Le système a pris sa propre vie. Au milieu des années 90, les prêts étudiants avaient dépassé les subventions pour financer l’enseignement supérieur des étudiants. Mais un système fondé sur le financement par emprunt ne fonctionne que si les emprunteurs remboursent leurs prêts. Cela a conduit le Congrès à rendre le système encore plus cruel avec les amendements sur la faillite et la Federal Judgeship Act de 1984, qui exemptaient les prêts étudiants des procédures de faillite et soumettaient les emprunteurs à des outils de recouvrement draconiens. Ces outils comprenaient la saisie-arrêt de salaire sans ordonnance du tribunal et la saisie de chèques de sécurité sociale et de remboursements d'impôts. Les administrations Clinton et Obama ont tenté d'alléger légèrement le fardeau en permettant au gouvernement fédéral de prêter directement aux étudiants tout en introduisant des options de remboursement basées sur le revenu, mais la cruauté fondamentale du système reste inchangée aujourd'hui.

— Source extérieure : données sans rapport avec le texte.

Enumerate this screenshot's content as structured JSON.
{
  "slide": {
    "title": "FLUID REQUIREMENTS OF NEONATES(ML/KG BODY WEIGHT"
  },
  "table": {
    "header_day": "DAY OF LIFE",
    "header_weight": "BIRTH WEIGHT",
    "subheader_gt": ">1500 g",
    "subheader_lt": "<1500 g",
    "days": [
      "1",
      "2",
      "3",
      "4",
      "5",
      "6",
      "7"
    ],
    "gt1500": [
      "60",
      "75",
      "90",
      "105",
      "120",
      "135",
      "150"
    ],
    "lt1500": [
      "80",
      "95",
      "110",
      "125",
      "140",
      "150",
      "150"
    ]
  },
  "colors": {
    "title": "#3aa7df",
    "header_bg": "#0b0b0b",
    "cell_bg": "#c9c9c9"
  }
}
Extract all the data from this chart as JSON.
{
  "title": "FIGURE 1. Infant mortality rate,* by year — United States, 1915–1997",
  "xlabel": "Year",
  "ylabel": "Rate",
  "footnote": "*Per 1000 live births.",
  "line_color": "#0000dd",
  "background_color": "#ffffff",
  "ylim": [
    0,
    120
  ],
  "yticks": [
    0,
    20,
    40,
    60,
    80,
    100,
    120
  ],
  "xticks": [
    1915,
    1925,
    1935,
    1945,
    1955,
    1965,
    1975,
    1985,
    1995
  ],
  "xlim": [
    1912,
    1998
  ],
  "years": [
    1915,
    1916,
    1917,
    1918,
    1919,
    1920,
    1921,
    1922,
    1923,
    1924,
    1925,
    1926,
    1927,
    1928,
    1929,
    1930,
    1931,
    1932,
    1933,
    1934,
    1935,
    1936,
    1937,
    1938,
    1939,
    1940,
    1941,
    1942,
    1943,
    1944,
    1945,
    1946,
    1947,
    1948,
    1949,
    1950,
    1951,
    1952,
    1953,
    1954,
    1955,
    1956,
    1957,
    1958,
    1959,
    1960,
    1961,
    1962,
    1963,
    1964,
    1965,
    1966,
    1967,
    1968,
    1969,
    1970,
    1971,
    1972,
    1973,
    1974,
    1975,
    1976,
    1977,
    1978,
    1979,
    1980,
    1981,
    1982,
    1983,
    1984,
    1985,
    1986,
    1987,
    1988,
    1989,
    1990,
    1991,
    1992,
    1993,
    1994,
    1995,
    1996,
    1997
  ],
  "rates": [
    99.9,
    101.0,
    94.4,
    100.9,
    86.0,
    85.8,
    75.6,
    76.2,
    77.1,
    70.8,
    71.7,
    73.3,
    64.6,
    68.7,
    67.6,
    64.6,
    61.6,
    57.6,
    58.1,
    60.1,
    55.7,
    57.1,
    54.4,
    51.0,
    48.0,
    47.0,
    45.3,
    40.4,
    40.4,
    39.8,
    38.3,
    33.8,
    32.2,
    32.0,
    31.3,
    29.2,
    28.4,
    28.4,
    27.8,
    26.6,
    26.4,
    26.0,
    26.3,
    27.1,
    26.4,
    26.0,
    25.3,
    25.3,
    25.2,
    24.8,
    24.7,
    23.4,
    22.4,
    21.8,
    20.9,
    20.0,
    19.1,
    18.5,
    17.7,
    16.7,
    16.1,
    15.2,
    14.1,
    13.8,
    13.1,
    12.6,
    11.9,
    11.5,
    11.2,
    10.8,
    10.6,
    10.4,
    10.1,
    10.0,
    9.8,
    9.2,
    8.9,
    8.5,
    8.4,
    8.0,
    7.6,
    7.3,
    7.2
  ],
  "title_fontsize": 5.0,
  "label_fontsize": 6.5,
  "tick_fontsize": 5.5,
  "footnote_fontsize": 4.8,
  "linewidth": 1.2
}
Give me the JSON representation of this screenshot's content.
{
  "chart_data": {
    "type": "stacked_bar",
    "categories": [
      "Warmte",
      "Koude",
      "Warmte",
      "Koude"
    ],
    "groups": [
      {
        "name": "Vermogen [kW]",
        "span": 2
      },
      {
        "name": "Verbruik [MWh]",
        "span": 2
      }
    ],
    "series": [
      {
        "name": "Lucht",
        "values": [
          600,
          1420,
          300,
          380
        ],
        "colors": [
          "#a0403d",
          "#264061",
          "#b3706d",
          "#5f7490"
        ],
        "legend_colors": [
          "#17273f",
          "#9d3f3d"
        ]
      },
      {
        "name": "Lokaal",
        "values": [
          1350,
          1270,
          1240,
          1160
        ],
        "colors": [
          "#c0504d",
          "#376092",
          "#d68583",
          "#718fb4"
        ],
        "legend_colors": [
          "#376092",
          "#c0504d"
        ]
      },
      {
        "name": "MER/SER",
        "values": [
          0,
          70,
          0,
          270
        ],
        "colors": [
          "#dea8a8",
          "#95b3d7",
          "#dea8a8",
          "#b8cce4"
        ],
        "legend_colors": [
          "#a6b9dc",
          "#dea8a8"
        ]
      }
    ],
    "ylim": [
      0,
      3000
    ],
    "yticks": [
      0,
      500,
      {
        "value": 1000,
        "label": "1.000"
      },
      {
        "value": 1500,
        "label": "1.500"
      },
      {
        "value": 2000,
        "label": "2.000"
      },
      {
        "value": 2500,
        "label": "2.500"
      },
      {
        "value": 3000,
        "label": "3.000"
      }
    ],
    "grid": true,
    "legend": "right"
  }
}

Il est temps de reconnaître que la cruelle expérience de financement de l'enseignement supérieur par le biais de prêts étudiants a échoué. Il a capturé 46 millions de personnes et leurs familles dans le piège des prêts étudiants, y compris des personnes ayant reçu une formation professionnelle, et a affaibli la solidité financière de l'enseignement supérieur. La dette inéluctable est un moteur majeur de l'effondrement social. Cela a aggravé l'écart de richesse raciale et affaibli l'ensemble de l'économie, les détenteurs de dette étant empêchés d'acheter une maison ou des biens de consommation, de fonder une famille ou d'ouvrir de nouvelles entreprises. Il est temps de restaurer les fonds pour l’enseignement supérieur et d’annuler la dette étudiante des victimes de cette expérience ratée.

*Cet article a été produit par Économie pour tous, un projet de l'Independent Media Institute.